Z nieoficjalnych informacji Onetu wynika, że specjalny zespół śledczy planuje w najbliższym czasie przesłuchać również żonę premiera – Małgorzatę Tusk.
Afera Pegasusa. Tusk nie wytrzymał
W tym podsłuchiwaniu moich najbliższych chodziło Kaczyńskiemu prawdopodobnie o ochronę instytucji rodziny. W imię tradycyjnych wartości oczywiście
– dodał Tusk w kolejnym wpisie
W tym podsłuchiwaniu moich najbliższych chodziło Kaczyńskiemu prawdopodobnie o ochronę instytucji rodziny. W imię tradycyjnych wartości oczywiście.
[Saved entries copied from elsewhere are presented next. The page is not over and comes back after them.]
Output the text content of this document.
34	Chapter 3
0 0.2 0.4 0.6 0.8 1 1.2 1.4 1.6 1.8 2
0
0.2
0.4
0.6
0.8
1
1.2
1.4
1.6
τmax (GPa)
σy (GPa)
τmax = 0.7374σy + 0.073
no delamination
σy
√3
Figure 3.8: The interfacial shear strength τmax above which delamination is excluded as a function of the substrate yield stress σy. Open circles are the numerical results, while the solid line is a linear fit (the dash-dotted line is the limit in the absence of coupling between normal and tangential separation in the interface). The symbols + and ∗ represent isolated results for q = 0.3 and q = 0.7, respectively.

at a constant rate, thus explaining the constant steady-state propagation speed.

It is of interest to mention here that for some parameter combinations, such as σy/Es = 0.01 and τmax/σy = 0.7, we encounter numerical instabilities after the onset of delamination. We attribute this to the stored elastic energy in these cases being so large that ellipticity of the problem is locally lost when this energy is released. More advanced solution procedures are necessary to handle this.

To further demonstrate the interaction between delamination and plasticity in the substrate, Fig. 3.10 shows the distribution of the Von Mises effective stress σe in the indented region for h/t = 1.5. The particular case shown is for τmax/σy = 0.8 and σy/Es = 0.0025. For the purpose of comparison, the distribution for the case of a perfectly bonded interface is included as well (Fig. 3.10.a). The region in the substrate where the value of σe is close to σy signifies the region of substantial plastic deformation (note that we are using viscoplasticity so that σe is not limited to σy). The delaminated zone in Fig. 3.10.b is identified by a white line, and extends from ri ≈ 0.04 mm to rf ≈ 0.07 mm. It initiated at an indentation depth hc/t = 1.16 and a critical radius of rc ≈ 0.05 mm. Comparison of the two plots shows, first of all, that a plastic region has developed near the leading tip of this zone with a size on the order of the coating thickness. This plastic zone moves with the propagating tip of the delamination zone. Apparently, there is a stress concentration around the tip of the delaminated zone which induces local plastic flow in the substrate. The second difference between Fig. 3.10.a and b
— Donald Tusk (@donaldtusk) October 22, 2025
Prokuratura skierowała akt oskarżenia przeciwko Michałowi Wosiowi ws. Pegasusa
Były minister sprawiedliwości Zbigniew Ziobro powiedział we wrześniu przed sejmową komisją śledczą, że to on był inicjatorem zakupu Pegasusa. Dodał, że finalna decyzja o pozyskaniu tego systemu ze środków Funduszu Sprawiedliwości należała do ówczesnego wiceszefa MS Michała Wosia. We wtorek prokuratura skierowała przeciwko niemu akt oskarżenia do sądu.
Zarówno Ziobro, jak i Woś stoją na stanowisku, że sprawa ma charakter polityczny.